Vitor Fernão PIRES1,2, Manuel GUERREIRO1, João F. MARTINS3,5, Jose Fernando SILVA2,4
ESTSetubal- Inst. Politécnico Setúbal (1), CIEEE(2), FCT- Univ. Nova de Lisboa (3), IST-T U Lisbon (4) UNINOVA-CTS (5)
Three-Phase PWM Rectifier Employing Two Single-Phase
Buck-Boost PFC Modules and a Scott Transformer
Abstract. In this paper it is proposed a unity power factor isolated three-phase rectifier with buck-boost characteristics. This rectifier is based on the
Scott transformer and only uses two single-phase buck-boost rectifiers. In this way only two switches are used. To achieve sinusoidal input current
and high power factor, a fast and robust pulse width sliding mode modulation of the input current is proposed. An output voltage compensator is also
used to establish the amplitude of the reference currents. Several results are presented in order to show the effectiveness of the proposed rectifier.
Streszczenie. W artykule przedstawiono izolowany prostownik trójfazowy o jednostkowym współczynniku mocy i charakterystyce typu Buck-boost.

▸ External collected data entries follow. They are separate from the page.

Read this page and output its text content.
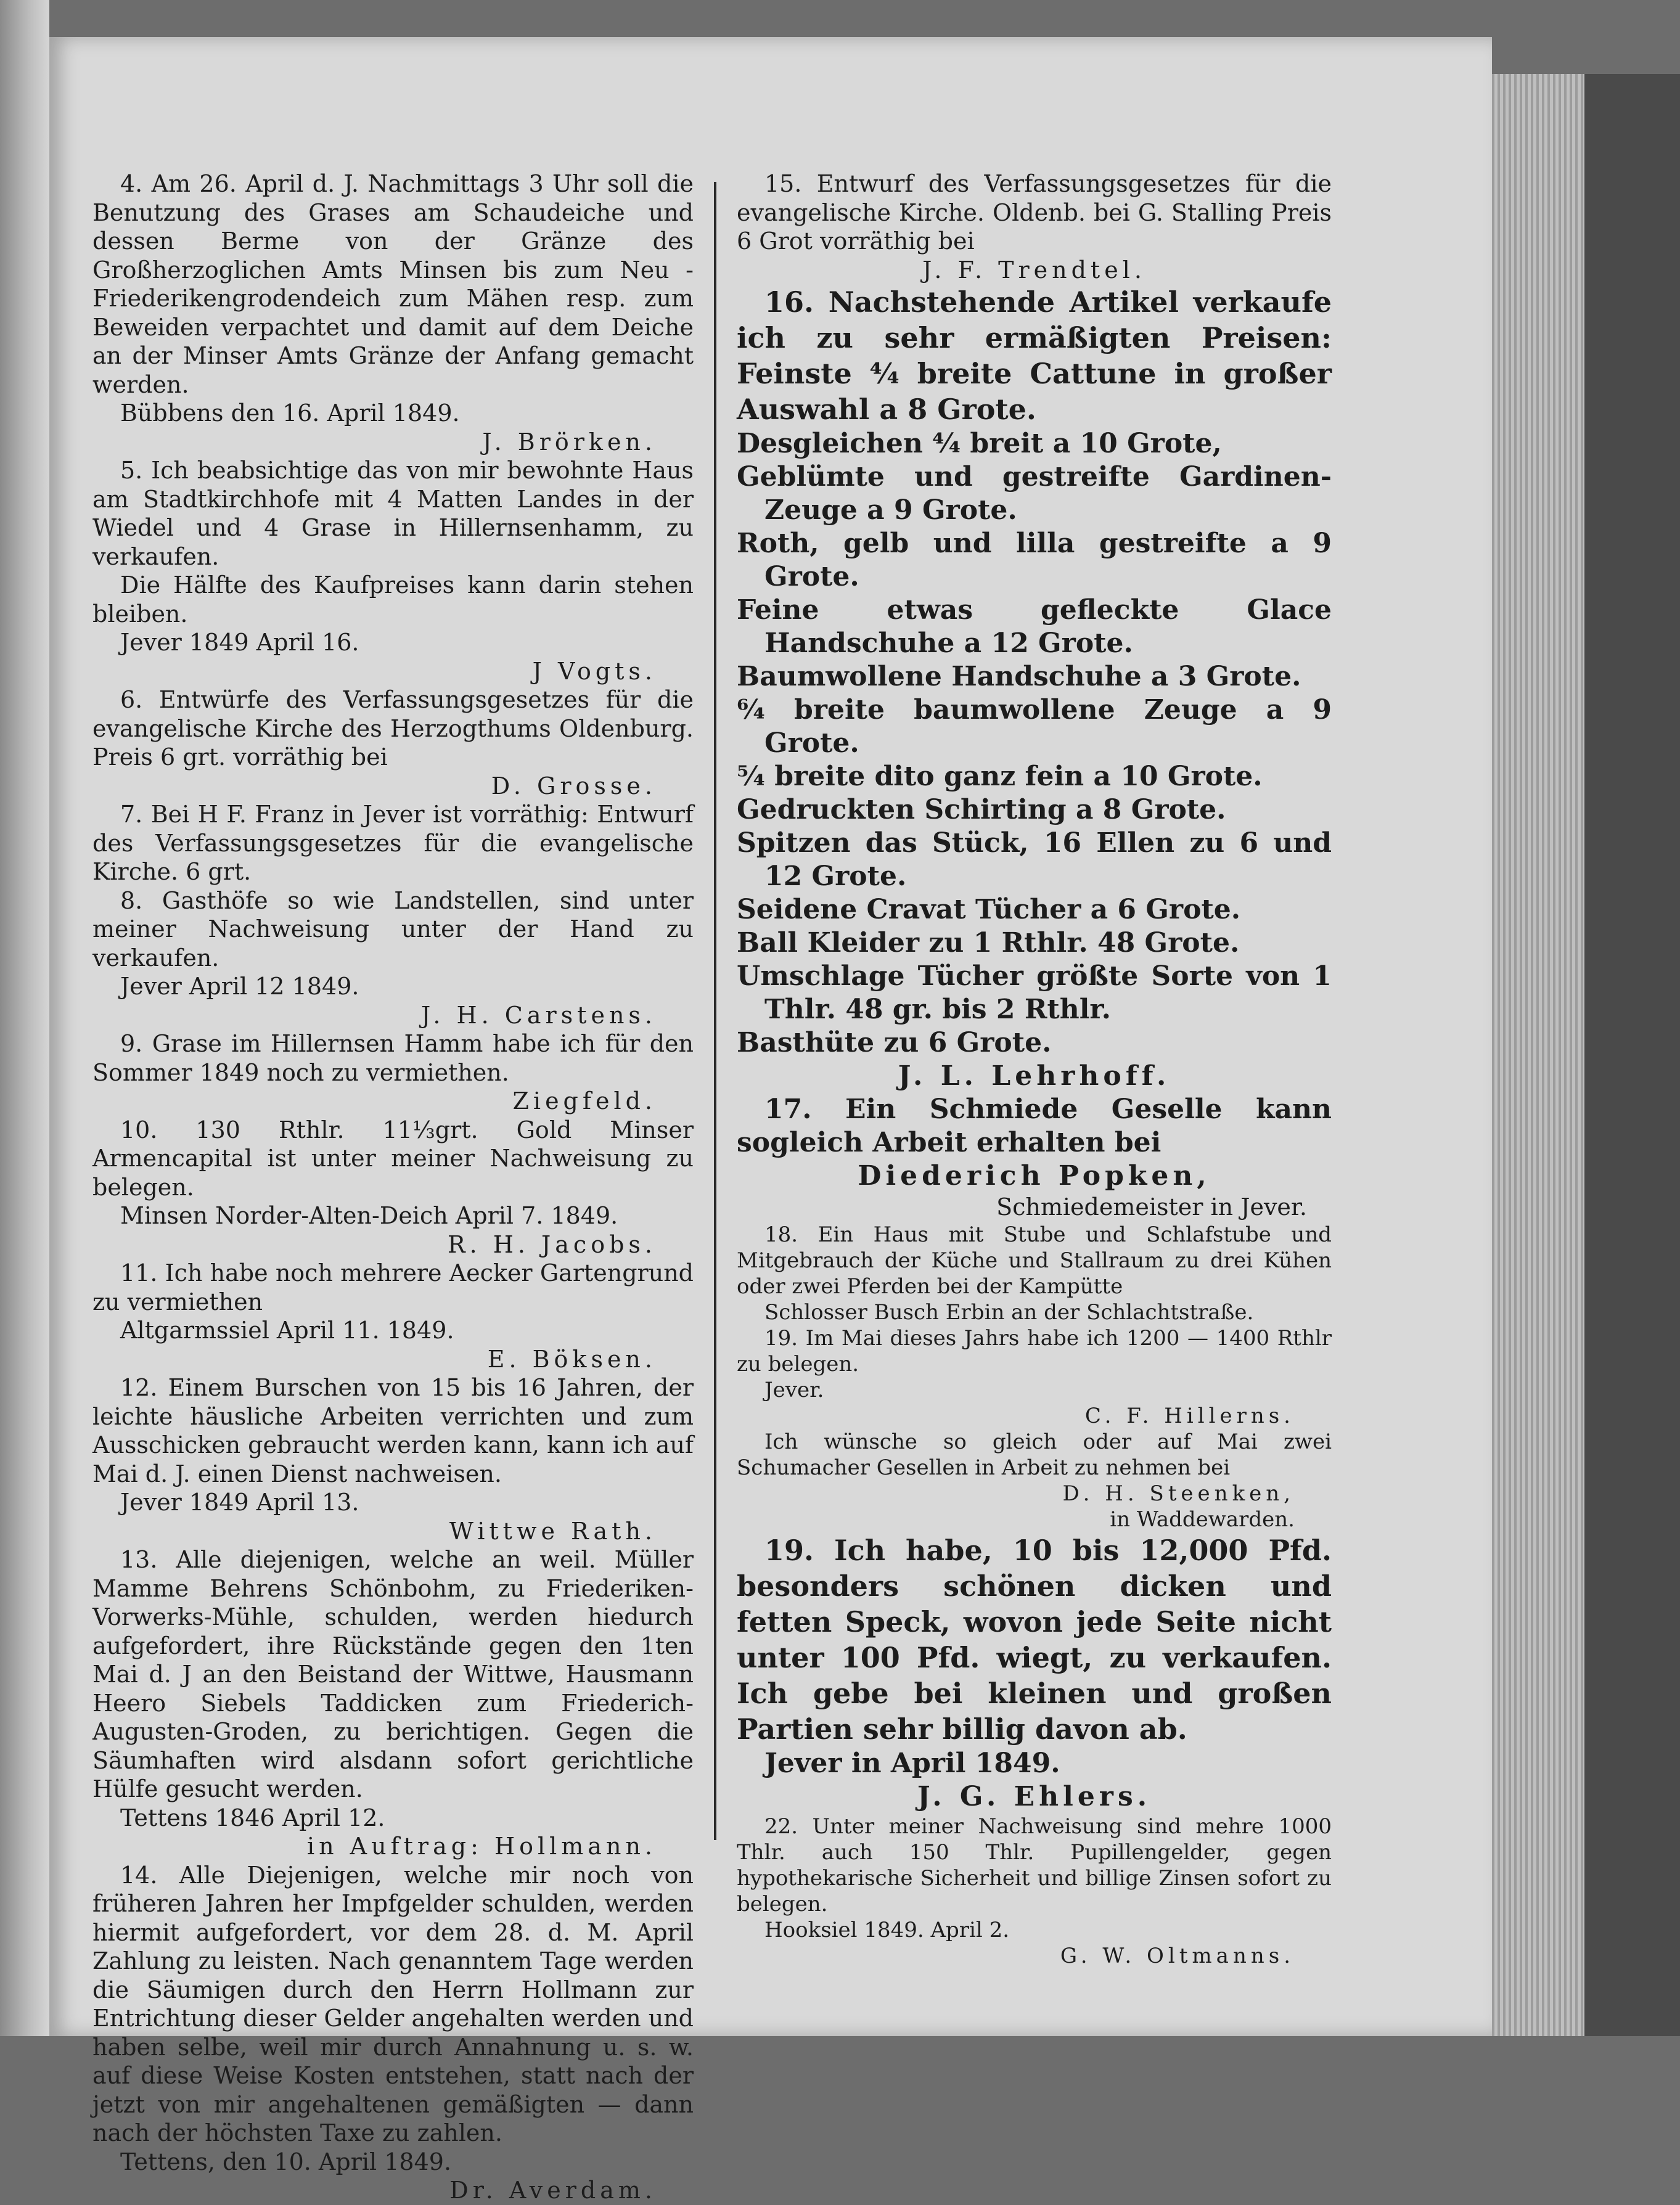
4. Am 26. April d. J. Nachmittags 3 Uhr soll die Benutzung des Grases am Schaudeiche und dessen Berme von der Gränze des Großherzoglichen Amts Minsen bis zum Neu - Friederikengrodendeich zum Mähen resp. zum Beweiden verpachtet und damit auf dem Deiche an der Minser Amts Gränze der Anfang gemacht werden.

Bübbens den 16. April 1849.

J. Brörken.

5. Ich beabsichtige das von mir bewohnte Haus am Stadtkirchhofe mit 4 Matten Landes in der Wiedel und 4 Grase in Hillernsenhamm, zu verkaufen.

Die Hälfte des Kaufpreises kann darin stehen bleiben.

Jever 1849 April 16.

J Vogts.

6. Entwürfe des Verfassungsgesetzes für die evangelische Kirche des Herzogthums Oldenburg. Preis 6 grt. vorräthig bei

D. Grosse.

7. Bei H F. Franz in Jever ist vorräthig: Entwurf des Verfassungsgesetzes für die evangelische Kirche. 6 grt.

8. Gasthöfe so wie Landstellen, sind unter meiner Nachweisung unter der Hand zu verkaufen.

Jever April 12 1849.

J. H. Carstens.

9. Grase im Hillernsen Hamm habe ich für den Sommer 1849 noch zu vermiethen.

Ziegfeld.

10. 130 Rthlr. 11⅓grt. Gold Minser Armencapital ist unter meiner Nachweisung zu belegen.

Minsen Norder-Alten-Deich April 7. 1849.

R. H. Jacobs.

11. Ich habe noch mehrere Aecker Gartengrund zu vermiethen

Altgarmssiel April 11. 1849.

E. Böksen.

12. Einem Burschen von 15 bis 16 Jahren, der leichte häusliche Arbeiten verrichten und zum Ausschicken gebraucht werden kann, kann ich auf Mai d. J. einen Dienst nachweisen.

Jever 1849 April 13.

Wittwe Rath.

13. Alle diejenigen, welche an weil. Müller Mamme Behrens Schönbohm, zu Friederiken-Vorwerks-Mühle, schulden, werden hiedurch aufgefordert, ihre Rückstände gegen den 1ten Mai d. J an den Beistand der Wittwe, Hausmann Heero Siebels Taddicken zum Friederich-Augusten-Groden, zu berichtigen. Gegen die Säumhaften wird alsdann sofort gerichtliche Hülfe gesucht werden.

Tettens 1846 April 12.

in Auftrag: Hollmann.

14. Alle Diejenigen, welche mir noch von früheren Jahren her Impfgelder schulden, werden hiermit aufgefordert, vor dem 28. d. M. April Zahlung zu leisten. Nach genanntem Tage werden die Säumigen durch den Herrn Hollmann zur Entrichtung dieser Gelder angehalten werden und haben selbe, weil mir durch Annahnung u. s. w. auf diese Weise Kosten entstehen, statt nach der jetzt von mir angehaltenen gemäßigten — dann nach der höchsten Taxe zu zahlen.

Tettens, den 10. April 1849.

Dr. Averdam.

15. Entwurf des Verfassungsgesetzes für die evangelische Kirche. Oldenb. bei G. Stalling Preis 6 Grot vorräthig bei

J. F. Trendtel.

16. Nachstehende Artikel verkaufe ich zu sehr ermäßigten Preisen: Feinste ⁴⁄₄ breite Cattune in großer Auswahl a 8 Grote.

Desgleichen ⁴⁄₄ breit a 10 Grote,

Geblümte und gestreifte Gardinen-Zeuge a 9 Grote.

Roth, gelb und lilla gestreifte a 9 Grote.

Feine etwas gefleckte Glace Handschuhe a 12 Grote.

Baumwollene Handschuhe a 3 Grote.

⁶⁄₄ breite baumwollene Zeuge a 9 Grote.

⁵⁄₄ breite dito ganz fein a 10 Grote.

Gedruckten Schirting a 8 Grote.

Spitzen das Stück, 16 Ellen zu 6 und 12 Grote.

Seidene Cravat Tücher a 6 Grote.

Ball Kleider zu 1 Rthlr. 48 Grote.

Umschlage Tücher größte Sorte von 1 Thlr. 48 gr. bis 2 Rthlr.

Basthüte zu 6 Grote.

J. L. Lehrhoff.

17. Ein Schmiede Geselle kann sogleich Arbeit erhalten bei

Diederich Popken,

Schmiedemeister in Jever.

18. Ein Haus mit Stube und Schlafstube und Mitgebrauch der Küche und Stallraum zu drei Kühen oder zwei Pferden bei der Kampütte

Schlosser Busch Erbin an der Schlachtstraße.

19. Im Mai dieses Jahrs habe ich 1200 — 1400 Rthlr zu belegen.

Jever.

C. F. Hillerns.

Ich wünsche so gleich oder auf Mai zwei Schumacher Gesellen in Arbeit zu nehmen bei

D. H. Steenken,

in Waddewarden.

19. Ich habe, 10 bis 12,000 Pfd. besonders schönen dicken und fetten Speck, wovon jede Seite nicht unter 100 Pfd. wiegt, zu verkaufen. Ich gebe bei kleinen und großen Partien sehr billig davon ab.

Jever in April 1849.

J. G. Ehlers.

22. Unter meiner Nachweisung sind mehre 1000 Thlr. auch 150 Thlr. Pupillengelder, gegen hypothekarische Sicherheit und billige Zinsen sofort zu belegen.

Hooksiel 1849. April 2.

G. W. Oltmanns.
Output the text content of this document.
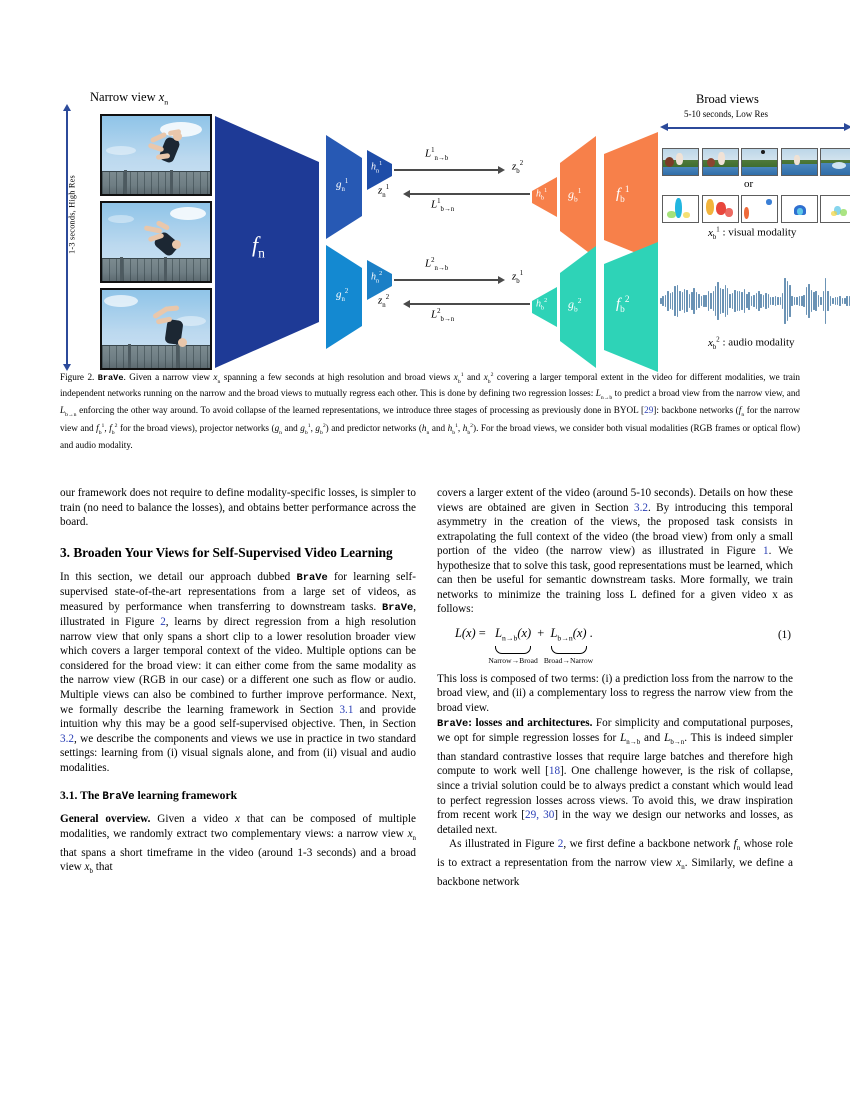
1-3 seconds, High Res
Narrow view $x_n$
$f_n$
$g_n^1$
$h_n^1$
$g_n^2$
$h_n^2$
$L^1_{n\to b}$
$z_b^2$
$z_n^1$
$L^1_{b\to n}$
$L^2_{n\to b}$
$z_b^1$
$z_n^2$
$L^2_{b\to n}$
$h_b^1$ $g_b^1$ $f_b^1$
$h_b^2$ $g_b^2$ $f_b^2$
Broad views
5-10 seconds, Low Res
or
$x_b^1$ : visual modality
$x_b^2$ : audio modality
Figure 2. BraVe. Given a narrow view $x_n$ spanning a few seconds at high resolution and broad views $x_b^1$ and $x_b^2$ covering a larger temporal extent in the video for different modalities, we train independent networks running on the narrow and the broad views to mutually regress each other. This is done by defining two regression losses: $L_{n\to b}$ to predict a broad view from the narrow view, and $L_{b\to n}$ enforcing the other way around. To avoid collapse of the learned representations, we introduce three stages of processing as previously done in BYOL [29]: backbone networks ($f_n$ for the narrow view and $f_b^1$, $f_b^2$ for the broad views), projector networks ($g_n$ and $g_b^1$, $g_b^2$) and predictor networks ($h_n$ and $h_b^1$, $h_b^2$). For the broad views, we consider both visual modalities (RGB frames or optical flow) and audio modality.

our framework does not require to define modality-specific losses, is simpler to train (no need to balance the losses), and obtains better performance across the board.

3. Broaden Your Views for Self-Supervised Video Learning

In this section, we detail our approach dubbed BraVe for learning self-supervised state-of-the-art representations from a large set of videos, as measured by performance when transferring to downstream tasks. BraVe, illustrated in Figure 2, learns by direct regression from a high resolution narrow view that only spans a short clip to a lower resolution broader view which covers a larger temporal context of the video. Multiple options can be considered for the broad view: it can either come from the same modality as the narrow view (RGB in our case) or a different one such as flow or audio. Multiple views can also be combined to further improve performance. Next, we formally describe the learning framework in Section 3.1 and provide intuition why this may be a good self-supervised objective. Then, in Section 3.2, we describe the components and views we use in practice in two standard settings: learning from (i) visual signals alone, and from (ii) visual and audio modalities.

3.1. The BraVe learning framework

General overview. Given a video x that can be composed of multiple modalities, we randomly extract two complementary views: a narrow view $x_n$ that spans a short timeframe in the video (around 1-3 seconds) and a broad view $x_b$ that

covers a larger extent of the video (around 5-10 seconds). Details on how these views are obtained are given in Section 3.2. By introducing this temporal asymmetry in the creation of the views, the proposed task consists in extrapolating the full context of the video (the broad view) from only a small portion of the video (the narrow view) as illustrated in Figure 1. We hypothesize that to solve this task, good representations must be learned, which can then be useful for semantic downstream tasks. More formally, we train networks to minimize the training loss L defined for a given video x as follows:

$L(x) = L_{n\to b}(x)$
Narrow→Broad
+ $L_{b\to n}(x)$
Broad→Narrow
.	(1)

This loss is composed of two terms: (i) a prediction loss from the narrow to the broad view, and (ii) a complementary loss to regress the narrow view from the broad view.

BraVe: losses and architectures. For simplicity and computational purposes, we opt for simple regression losses for $L_{n\to b}$ and $L_{b\to n}$. This is indeed simpler than standard contrastive losses that require large batches and therefore high compute to work well [18]. One challenge however, is the risk of collapse, since a trivial solution could be to always predict a constant which would lead to perfect regression losses across views. To avoid this, we draw inspiration from recent work [29, 30] in the way we design our networks and losses, as detailed next.

As illustrated in Figure 2, we first define a backbone network $f_n$ whose role is to extract a representation from the narrow view $x_n$. Similarly, we define a backbone network
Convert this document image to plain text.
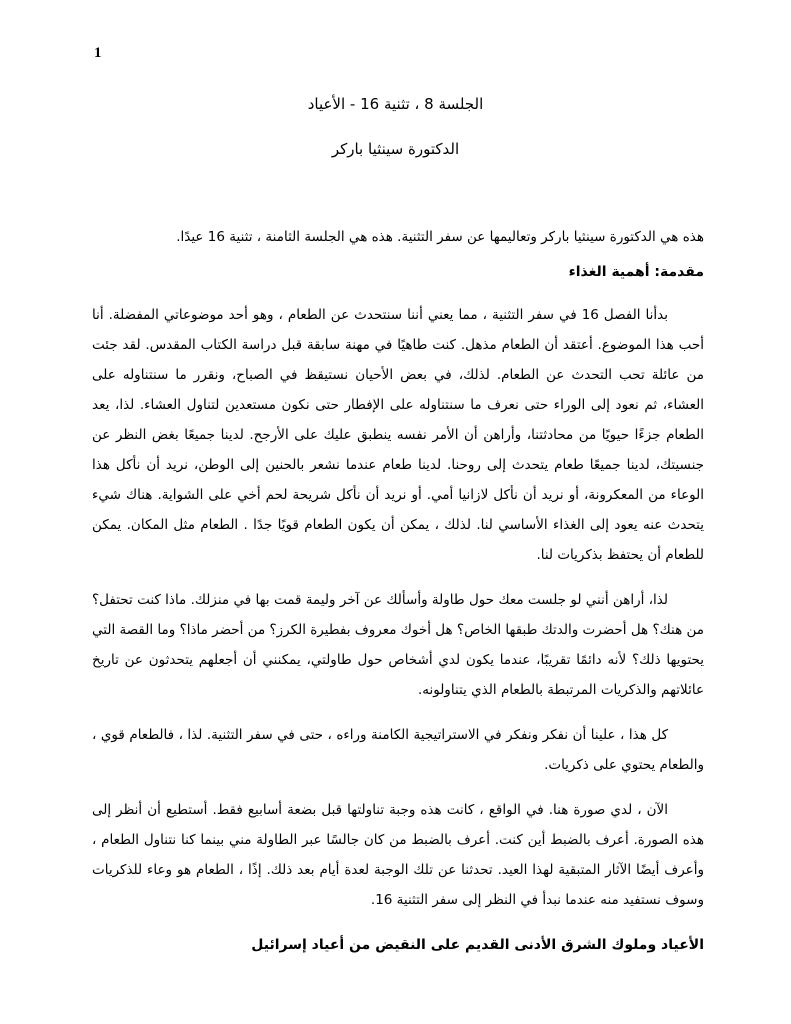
1
الجلسة 8 ، تثنية 16 - الأعياد
الدكتورة سينثيا باركر

هذه هي الدكتورة سينثيا باركر وتعاليمها عن سفر التثنية. هذه هي الجلسة الثامنة ، تثنية 16 عيدًا.

مقدمة: أهمية الغذاء

بدأنا الفصل 16 في سفر التثنية ، مما يعني أننا سنتحدث عن الطعام ، وهو أحد موضوعاتي المفضلة. أنا أحب هذا الموضوع. أعتقد أن الطعام مذهل. كنت طاهيًا في مهنة سابقة قبل دراسة الكتاب المقدس. لقد جئت من عائلة تحب التحدث عن الطعام. لذلك، في بعض الأحيان نستيقظ في الصباح، ونقرر ما سنتناوله على العشاء، ثم نعود إلى الوراء حتى نعرف ما سنتناوله على الإفطار حتى نكون مستعدين لتناول العشاء. لذا، يعد الطعام جزءًا حيويًا من محادثتنا، وأراهن أن الأمر نفسه ينطبق عليك على الأرجح. لدينا جميعًا بغض النظر عن جنسيتك، لدينا جميعًا طعام يتحدث إلى روحنا. لدينا طعام عندما نشعر بالحنين إلى الوطن، نريد أن نأكل هذا الوعاء من المعكرونة، أو نريد أن نأكل لازانيا أمي. أو نريد أن نأكل شريحة لحم أخي على الشواية. هناك شيء يتحدث عنه يعود إلى الغذاء الأساسي لنا. لذلك ، يمكن أن يكون الطعام قويًا جدًا . الطعام مثل المكان. يمكن للطعام أن يحتفظ بذكريات لنا.

لذا، أراهن أنني لو جلست معك حول طاولة وأسألك عن آخر وليمة قمت بها في منزلك. ماذا كنت تحتفل؟ من هنك؟ هل أحضرت والدتك طبقها الخاص؟ هل أخوك معروف بفطيرة الكرز؟ من أحضر ماذا؟ وما القصة التي يحتويها ذلك؟ لأنه دائمًا تقريبًا، عندما يكون لدي أشخاص حول طاولتي، يمكنني أن أجعلهم يتحدثون عن تاريخ عائلاتهم والذكريات المرتبطة بالطعام الذي يتناولونه.

كل هذا ، علينا أن نفكر ونفكر في الاستراتيجية الكامنة وراءه ، حتى في سفر التثنية. لذا ، فالطعام قوي ، والطعام يحتوي على ذكريات.

الآن ، لدي صورة هنا. في الواقع ، كانت هذه وجبة تناولتها قبل بضعة أسابيع فقط. أستطيع أن أنظر إلى هذه الصورة. أعرف بالضبط أين كنت. أعرف بالضبط من كان جالسًا عبر الطاولة مني بينما كنا نتناول الطعام ، وأعرف أيضًا الآثار المتبقية لهذا العيد. تحدثنا عن تلك الوجبة لعدة أيام بعد ذلك. إذًا ، الطعام هو وعاء للذكريات وسوف نستفيد منه عندما نبدأ في النظر إلى سفر التثنية 16.

الأعياد وملوك الشرق الأدنى القديم على النقيض من أعياد إسرائيل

Prostownik ten powstał na bazie układu transformatora Scotta z zastosowaniem tylko dwóch jednofazowych prostowników Buck-boost. Tym
sposobem ograniczono ilość użytych kluczy do dwóch. W celu osiągnięcia sinusoidalnego prądu wejściowego i wysokiej wartości współczynnika
mocy, zaproponowano szybką i stabilną modulację szerokościową ze sterowaniem ślizgowym prądu wejściowego. Kompensator napięcia
wyjściowego jest użyty w celu ustalenia amplitudy prądów referencyjnych. Wybrane rezultaty zaprezentowano w celu zobrazowania efektywności
proponowanego prostownika (Trójfazowy prostownik PWM z zastosowaniem dwóch jednofazowych modułów PFC typu Buck-Boost i
transformatora Scotta).
Keywords: Buck.Boost, Three-Phase Rectifier, Scott Transformer.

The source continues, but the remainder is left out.